J’ai pu me convaincre, preuves irréfutables à l’appui, que les écrits et déclarations faites par Miguel Herberg sur son travail au Chili sont vrais pour l’essentiel (le « pour l’essentiel » implique donc de rectifier aussi quelques erreurs et affirmations de Miguel Herberg).
Sur certains points de l’histoire de l’Union populaire, du coup d’État et de la dictature, de la lutte contre la dictature, sur certains des acteurs qui y ont joué un rôle important, mes propres opinions et jugements sont parfois éloignés, et même opposés à ceux de Miguel Herberg.

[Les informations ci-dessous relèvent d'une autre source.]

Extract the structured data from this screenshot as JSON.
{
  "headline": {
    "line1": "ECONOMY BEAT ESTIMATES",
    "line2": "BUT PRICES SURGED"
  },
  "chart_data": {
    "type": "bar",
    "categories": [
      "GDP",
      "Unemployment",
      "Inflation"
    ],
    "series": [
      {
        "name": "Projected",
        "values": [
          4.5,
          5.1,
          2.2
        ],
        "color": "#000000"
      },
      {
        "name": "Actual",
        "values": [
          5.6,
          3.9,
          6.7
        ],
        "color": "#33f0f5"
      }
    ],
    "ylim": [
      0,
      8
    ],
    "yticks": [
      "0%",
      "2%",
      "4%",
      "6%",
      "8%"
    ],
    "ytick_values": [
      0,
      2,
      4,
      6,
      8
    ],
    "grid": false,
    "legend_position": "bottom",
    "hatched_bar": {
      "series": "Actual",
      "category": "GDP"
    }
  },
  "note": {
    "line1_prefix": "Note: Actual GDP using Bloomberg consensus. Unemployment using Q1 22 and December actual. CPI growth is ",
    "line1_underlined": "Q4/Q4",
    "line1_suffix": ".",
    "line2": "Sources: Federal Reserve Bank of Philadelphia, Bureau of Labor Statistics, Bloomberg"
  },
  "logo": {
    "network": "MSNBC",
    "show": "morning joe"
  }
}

Ceci nous a valu des discussions vives.
Ceci ne change rien au constat qui s’impose : le caractère exceptionnel des reportages et interviews réalisés sous la direction de Miguel Herberg au Chili en 1973 et 1974, un travail exceptionnel que les institutions les plus officielles de la mémoire chilienne se sont entendues pour les attribuer à d’autres : d’abord à deux documentaristes de l’ex-RDA, Walter Heynowski et Gehrard Scheumann, deux imposteurs, et depuis peu au caméraman Peter Hellmich (lire, Peter Hellmich, le caméraman muet).
Aucun journaliste de l’audiovisuel, que ce soit parmi les journalistes chiliens ou les nombreux journalistes de la presse internationale audiovisuelle présents au Chili en 1973 et 1974, n’a à lui seul tourné autant de reportages et d’interviews aussi précieux pour rendre compte de l’histoire de cette période, aucun.
Seule une petite partie du travail de Miguel Herberg apparaît dans les films réalisés par le Studio Heynowski & Scheumann. Je pense vraisemblable que le reste, ou au moins une grande partie, est toujours dans des archives en Allemagne. Il faut les rechercher.